As a child in northern Alberta I was forced to spend an hour or so on Sunday mornings learning to embroider something, probably a tray cloth. I HATED it. I hated sewing and knitting and brussels sprouts and all other forced acquaintances. (What fun my parents must have had.) As an adult I wish I could go back and acquire those skills I despised. I have begun to discover how much fun and satisfaction can be found in a pile of fabrics and well-worn garments by someone armed with a needle, thread and imagination.

the back yoke of an old jeans jacket has a cross-stitch skull at its centre surrounded by geometric stitching in blues and purples.
My very first sashiko repair. I made many errors, but I still love the result.

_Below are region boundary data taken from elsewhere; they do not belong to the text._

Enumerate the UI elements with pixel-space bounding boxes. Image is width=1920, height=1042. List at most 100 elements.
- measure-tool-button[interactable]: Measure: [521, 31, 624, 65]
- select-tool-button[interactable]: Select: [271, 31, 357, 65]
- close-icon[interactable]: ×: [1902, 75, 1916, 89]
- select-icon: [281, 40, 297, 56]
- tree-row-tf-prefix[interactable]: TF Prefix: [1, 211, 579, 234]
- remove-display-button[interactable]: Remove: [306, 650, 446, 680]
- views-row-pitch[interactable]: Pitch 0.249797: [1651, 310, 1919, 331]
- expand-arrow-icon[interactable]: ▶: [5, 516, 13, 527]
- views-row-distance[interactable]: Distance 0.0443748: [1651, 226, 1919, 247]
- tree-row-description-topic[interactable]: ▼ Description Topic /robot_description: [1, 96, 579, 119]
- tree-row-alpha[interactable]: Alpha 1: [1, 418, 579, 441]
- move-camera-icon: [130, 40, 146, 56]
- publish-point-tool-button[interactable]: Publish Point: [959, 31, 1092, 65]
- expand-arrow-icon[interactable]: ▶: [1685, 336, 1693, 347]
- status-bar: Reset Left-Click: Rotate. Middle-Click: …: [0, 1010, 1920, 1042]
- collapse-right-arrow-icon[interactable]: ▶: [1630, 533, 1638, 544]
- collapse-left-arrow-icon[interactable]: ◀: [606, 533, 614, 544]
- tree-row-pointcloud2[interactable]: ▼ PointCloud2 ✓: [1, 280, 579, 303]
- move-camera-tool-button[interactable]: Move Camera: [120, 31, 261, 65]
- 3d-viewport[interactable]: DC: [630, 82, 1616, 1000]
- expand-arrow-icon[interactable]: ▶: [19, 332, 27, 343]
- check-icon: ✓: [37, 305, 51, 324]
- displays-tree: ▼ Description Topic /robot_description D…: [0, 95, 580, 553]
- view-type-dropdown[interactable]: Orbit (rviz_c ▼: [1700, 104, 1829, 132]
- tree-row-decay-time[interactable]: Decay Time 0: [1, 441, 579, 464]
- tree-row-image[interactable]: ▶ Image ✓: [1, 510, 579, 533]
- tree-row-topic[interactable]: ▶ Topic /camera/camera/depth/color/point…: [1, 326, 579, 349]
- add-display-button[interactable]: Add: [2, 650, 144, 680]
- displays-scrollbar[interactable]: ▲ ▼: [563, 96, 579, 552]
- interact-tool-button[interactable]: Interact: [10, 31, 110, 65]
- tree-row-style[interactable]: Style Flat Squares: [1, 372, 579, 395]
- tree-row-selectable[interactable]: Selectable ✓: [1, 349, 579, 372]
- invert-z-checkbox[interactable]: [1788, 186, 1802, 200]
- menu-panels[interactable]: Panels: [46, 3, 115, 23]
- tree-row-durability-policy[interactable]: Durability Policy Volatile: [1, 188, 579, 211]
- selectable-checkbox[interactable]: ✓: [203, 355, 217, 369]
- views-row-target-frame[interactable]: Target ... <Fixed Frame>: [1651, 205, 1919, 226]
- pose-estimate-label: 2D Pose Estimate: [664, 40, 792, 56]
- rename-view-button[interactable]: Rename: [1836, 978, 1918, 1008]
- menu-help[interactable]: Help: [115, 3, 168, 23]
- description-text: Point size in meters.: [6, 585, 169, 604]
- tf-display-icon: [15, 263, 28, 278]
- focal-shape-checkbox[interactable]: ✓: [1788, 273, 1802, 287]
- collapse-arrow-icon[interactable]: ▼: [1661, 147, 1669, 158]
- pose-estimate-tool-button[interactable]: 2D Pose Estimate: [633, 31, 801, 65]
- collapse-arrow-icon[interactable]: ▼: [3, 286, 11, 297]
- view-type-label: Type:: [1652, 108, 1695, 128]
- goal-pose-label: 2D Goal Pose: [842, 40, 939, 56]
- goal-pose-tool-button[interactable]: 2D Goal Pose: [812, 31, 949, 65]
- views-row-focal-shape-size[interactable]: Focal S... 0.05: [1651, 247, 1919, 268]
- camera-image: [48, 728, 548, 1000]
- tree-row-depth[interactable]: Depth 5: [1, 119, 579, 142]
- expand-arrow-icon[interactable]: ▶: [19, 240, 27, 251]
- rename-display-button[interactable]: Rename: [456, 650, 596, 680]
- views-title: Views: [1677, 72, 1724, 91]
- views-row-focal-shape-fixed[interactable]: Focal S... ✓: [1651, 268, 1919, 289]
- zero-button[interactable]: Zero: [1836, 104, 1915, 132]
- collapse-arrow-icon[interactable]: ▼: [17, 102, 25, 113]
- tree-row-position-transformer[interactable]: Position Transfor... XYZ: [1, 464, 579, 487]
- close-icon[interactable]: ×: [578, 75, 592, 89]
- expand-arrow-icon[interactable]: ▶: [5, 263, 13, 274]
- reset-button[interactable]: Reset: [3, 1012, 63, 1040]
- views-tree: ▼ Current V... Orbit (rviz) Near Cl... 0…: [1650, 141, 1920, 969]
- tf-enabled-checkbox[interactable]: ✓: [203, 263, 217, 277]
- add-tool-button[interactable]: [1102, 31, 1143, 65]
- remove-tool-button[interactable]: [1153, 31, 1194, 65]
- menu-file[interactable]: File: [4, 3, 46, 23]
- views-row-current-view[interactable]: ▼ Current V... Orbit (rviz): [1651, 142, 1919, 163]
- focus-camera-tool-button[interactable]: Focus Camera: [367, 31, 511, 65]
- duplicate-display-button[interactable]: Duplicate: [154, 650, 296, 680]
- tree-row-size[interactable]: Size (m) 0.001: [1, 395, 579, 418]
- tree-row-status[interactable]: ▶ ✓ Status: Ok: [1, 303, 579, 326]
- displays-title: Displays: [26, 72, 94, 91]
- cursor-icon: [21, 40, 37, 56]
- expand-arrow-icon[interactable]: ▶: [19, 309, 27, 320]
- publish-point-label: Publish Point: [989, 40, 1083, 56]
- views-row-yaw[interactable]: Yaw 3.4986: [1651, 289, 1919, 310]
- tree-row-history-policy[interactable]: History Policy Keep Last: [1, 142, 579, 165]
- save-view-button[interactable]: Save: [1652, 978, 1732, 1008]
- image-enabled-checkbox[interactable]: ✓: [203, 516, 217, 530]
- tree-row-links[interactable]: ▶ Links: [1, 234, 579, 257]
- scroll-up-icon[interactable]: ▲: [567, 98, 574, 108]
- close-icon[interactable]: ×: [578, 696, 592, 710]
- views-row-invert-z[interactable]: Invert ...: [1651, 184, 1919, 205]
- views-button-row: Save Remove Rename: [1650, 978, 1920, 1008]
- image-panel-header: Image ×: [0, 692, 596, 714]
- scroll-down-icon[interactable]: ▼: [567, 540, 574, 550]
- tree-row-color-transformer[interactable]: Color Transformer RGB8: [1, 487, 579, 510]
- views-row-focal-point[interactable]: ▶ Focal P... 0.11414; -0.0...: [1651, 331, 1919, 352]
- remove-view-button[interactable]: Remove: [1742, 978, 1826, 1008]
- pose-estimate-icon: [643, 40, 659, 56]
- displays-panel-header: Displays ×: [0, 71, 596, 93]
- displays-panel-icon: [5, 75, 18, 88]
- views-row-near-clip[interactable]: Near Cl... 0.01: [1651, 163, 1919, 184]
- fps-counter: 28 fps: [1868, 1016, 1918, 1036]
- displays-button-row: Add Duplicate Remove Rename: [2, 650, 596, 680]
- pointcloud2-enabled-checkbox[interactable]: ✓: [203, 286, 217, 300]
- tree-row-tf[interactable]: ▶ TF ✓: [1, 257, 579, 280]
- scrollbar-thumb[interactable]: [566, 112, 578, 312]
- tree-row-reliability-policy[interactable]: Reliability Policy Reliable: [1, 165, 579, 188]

Boro and visible mending are hot topics in the artistic world. They fit perfectly into our changing view of consumerism as something that drives pollution and climate change: instead of buying yet another item of cheap fashion clothing, why not mend what you have? Transform it into wearable art and a visible statement of your concern for our future? This short workshop provides an opportunity for you to try your hand at hand-stitching on woven and knit fabrics. We will sample techniques ranging from classic sashiko and freestyle chikuchiku to swiss darns and woven darns for quick repair of socks. This isn’t a masterclass in any one technique, it’s a tasting menu: my goal is to encourage you to make stitches and help you to understand how you can use your stitches, fabric and imagination to repair the garments you love.

Sarah Wroot

part of a hand holds up the sleeve of a dark grey sweatshirt to show dense geometric stitched repairs in scarlet silk.
Finely stitched repairs in handspun red silk tell the world I cherish this old sweatshirt.
Pattern darning in bright colours adds strength and decoration to an old sweater.